I learned about immune conditioning today and boy did it blow me away!  I was reading The Healing Mind that the body is physically able to have a drug response without actually getting the drug.  Immune conditioning research was motivated by patients taking drugs to suppress their immune systems, usually for when patients have an autoimmune disorders or when the patient is getting an organ transplant.  In both cases, the immune system starts attacking good tissues, so a major treatment is to mute the immune system to stop the attacks.

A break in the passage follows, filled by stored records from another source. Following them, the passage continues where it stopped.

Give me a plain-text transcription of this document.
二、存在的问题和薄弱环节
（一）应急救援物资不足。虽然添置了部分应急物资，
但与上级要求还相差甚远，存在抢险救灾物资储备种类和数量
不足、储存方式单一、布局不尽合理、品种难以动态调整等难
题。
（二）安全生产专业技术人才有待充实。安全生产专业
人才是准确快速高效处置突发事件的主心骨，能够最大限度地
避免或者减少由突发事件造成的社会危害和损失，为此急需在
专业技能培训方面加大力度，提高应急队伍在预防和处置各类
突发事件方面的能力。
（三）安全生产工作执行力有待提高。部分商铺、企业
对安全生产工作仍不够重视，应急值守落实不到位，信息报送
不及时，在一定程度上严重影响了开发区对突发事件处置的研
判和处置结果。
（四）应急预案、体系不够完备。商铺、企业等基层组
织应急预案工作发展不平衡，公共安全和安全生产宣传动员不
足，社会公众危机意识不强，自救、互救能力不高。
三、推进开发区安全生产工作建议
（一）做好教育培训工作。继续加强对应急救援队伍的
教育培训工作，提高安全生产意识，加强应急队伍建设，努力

Researchers wanted to know if they could somehow use less of the immune-suppressing drug and still get a good result.  Turns out you can, you just need to do some Pavlov-type conditioning like Pavlov did with his drooling dogs.

All you need to do is pair taking the drug with some combination of stimulus like a taste, sound, or sight.  After consistent repetition, research shows that you can stop taking the drug and keep giving the taste, sound, or sight cue.  The body will still act as if it's getting the drug. 


This has even worked for humans when researchers paired a drug with white noise and sherbert.  Yummm. 

Caveat: the body's response without the drug is usually not as strong as with the original drug.  But even so, immune conditioning is used widely in the medical world to slow down how fast the body rejects a transplanted organ or to help decrease the drug dose needed by patients who need immune-suppressant drugs.

(This also explains the curious allergic response some people get to pictures of something they're allergic to.  The person's immune system is conditioned to have an allergic reaction when it sees the allergen, even when the allergen isn't even there.)